Growing Security Intelligence: DARPA Proposes Plants as Sensors | TechWell

Growing Security Intelligence: DARPA Proposes Plants as Sensors

pink lady slipper flowers

Plants are amazing. We appreciate their beauty, yet we often take for granted that plants are also complex, self-sustaining organisms capable of sensing changes in their environment and responding. To that end, the U.S. Department of Defense is researching using plants to detect threats in the national security landscape.

Much like the canaries once used in the coal mines to provide advanced warning to miners of dangerous gases, plants are a sentinel species. They respond to light and temperature, but in some cases to chemicals and pathogens as well.   

The new Advanced Plant Technologies (APT) program established by DARPA, the Defense Advanced Research Projects Agency that develops emerging technologies for the military, will explore ways to use plants' natural responsiveness to their environment as a military sensor to detect and report on the presence of threats such as explosive devices or radioactivity. DARPA’s APT program will research modifying the genomes to extend certain plant physiology capability to sense and respond to certain chemicals, pathogens, radiation, and even nuclear threats in the environment. The goal is that the signals from the plants could be monitored remotely, reducing the danger to humans from, say, a landmine.
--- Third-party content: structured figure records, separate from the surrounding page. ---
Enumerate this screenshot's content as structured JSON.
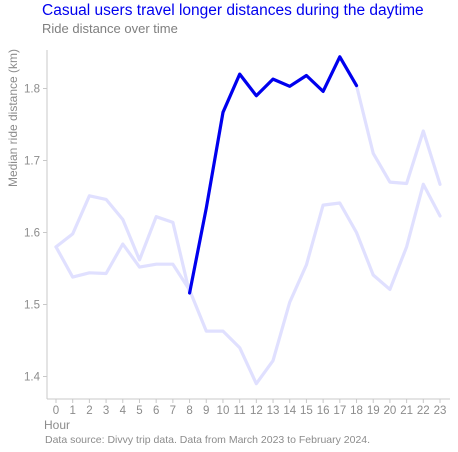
{
  "header": {
    "title": "Casual users travel longer distances during the daytime",
    "subtitle": "Ride distance over time"
  },
  "caption": "Data source: Divvy trip data. Data from March 2023 to February 2024.",
  "colors": {
    "title": "#0000ee",
    "highlight": "#0000ee",
    "muted": "#e0e0ff",
    "axis_text": "#8c8c8c"
  },
  "chart_data": {
    "type": "line",
    "xlabel": "Hour",
    "ylabel": "Median ride distance (km)",
    "x": [
      0,
      1,
      2,
      3,
      4,
      5,
      6,
      7,
      8,
      9,
      10,
      11,
      12,
      13,
      14,
      15,
      16,
      17,
      18,
      19,
      20,
      21,
      22,
      23
    ],
    "xticks": [
      "0",
      "1",
      "2",
      "3",
      "4",
      "5",
      "6",
      "7",
      "8",
      "9",
      "10",
      "11",
      "12",
      "13",
      "14",
      "15",
      "16",
      "17",
      "18",
      "19",
      "20",
      "21",
      "22",
      "23"
    ],
    "ylim": [
      1.35,
      1.87
    ],
    "yticks": [
      "1.4",
      "1.5",
      "1.6",
      "1.7",
      "1.8"
    ],
    "ytick_values": [
      1.4,
      1.5,
      1.6,
      1.7,
      1.8
    ],
    "grid": false,
    "series": [
      {
        "style": "muted",
        "values": [
          1.58,
          1.538,
          1.544,
          1.543,
          1.584,
          1.552,
          1.556,
          1.556,
          1.52,
          1.463,
          1.463,
          1.44,
          1.39,
          1.422,
          1.503,
          1.555,
          1.638,
          1.641,
          1.6,
          1.541,
          1.521,
          1.58,
          1.667,
          1.623
        ]
      },
      {
        "style": "muted",
        "values": [
          1.58,
          1.598,
          1.651,
          1.646,
          1.618,
          1.562,
          1.622,
          1.614,
          1.516,
          1.634,
          1.767,
          1.82,
          1.79,
          1.813,
          1.803,
          1.818,
          1.796,
          1.844,
          1.804,
          1.71,
          1.67,
          1.668,
          1.741,
          1.667
        ]
      },
      {
        "style": "highlight",
        "x": [
          8,
          9,
          10,
          11,
          12,
          13,
          14,
          15,
          16,
          17,
          18
        ],
        "values": [
          1.516,
          1.634,
          1.767,
          1.82,
          1.79,
          1.813,
          1.803,
          1.818,
          1.796,
          1.844,
          1.804
        ]
      }
    ]
  }
}
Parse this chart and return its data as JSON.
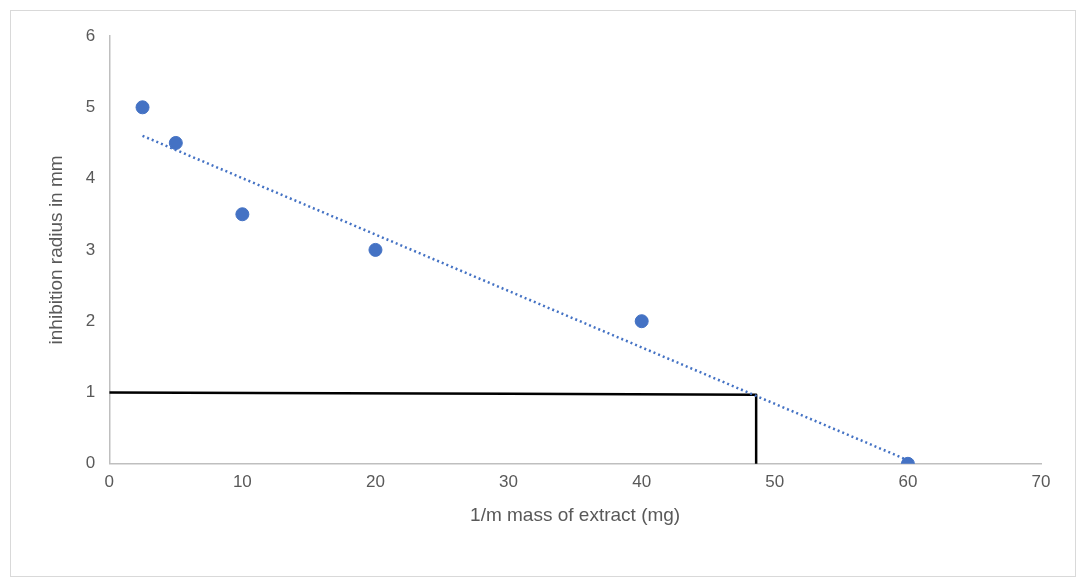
{
  "chart_data": {
    "type": "scatter",
    "xlabel": "1/m mass of extract (mg)",
    "ylabel": "inhibition radius in mm",
    "xlim": [
      0,
      70
    ],
    "xticks": [
      0,
      10,
      20,
      30,
      40,
      50,
      60,
      70
    ],
    "ylim": [
      0,
      6
    ],
    "yticks": [
      0,
      1,
      2,
      3,
      4,
      5,
      6
    ],
    "grid": false,
    "legend": false,
    "series": [
      {
        "type": "scatter",
        "color": "#4472c4",
        "marker": "circle",
        "x": [
          2.5,
          5,
          10,
          20,
          40,
          60
        ],
        "values": [
          5,
          4.5,
          3.5,
          3,
          2,
          0
        ]
      },
      {
        "type": "line",
        "color": "#4472c4",
        "line_style": "dotted",
        "marker": "none",
        "x": [
          2.5,
          60
        ],
        "values": [
          4.6,
          0.05
        ]
      },
      {
        "type": "line",
        "color": "#000000",
        "line_style": "solid",
        "marker": "none",
        "x": [
          0,
          48.6,
          48.6
        ],
        "values": [
          1,
          0.97,
          0
        ]
      }
    ]
  }
}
“Emerging molecular and modeling techniques may make it possible to reprogram these detection and reporting capabilities for a wide range of stimuli, which would not only open up new intelligence streams, but also reduce the personnel risks and costs associated with traditional sensors,” said Blake Bextine, the DARPA Program Manager for APT.

If you’re interested, DARPA will hold an Advanced Plant Technologies Proposers Day. A detailed Special Notice is available at: https://go.usa.gov/xnB4M.

The native plants found naturally within your region are already serving as sentinel organisms, affected by disease, insects, and the effects of climate changes. Keep that in mind as you’re walking along a woodland path in the early spring and spot a pink lady’s slipper orchid. Admire them in nature, but don’t pick these flowers. They’re doing work!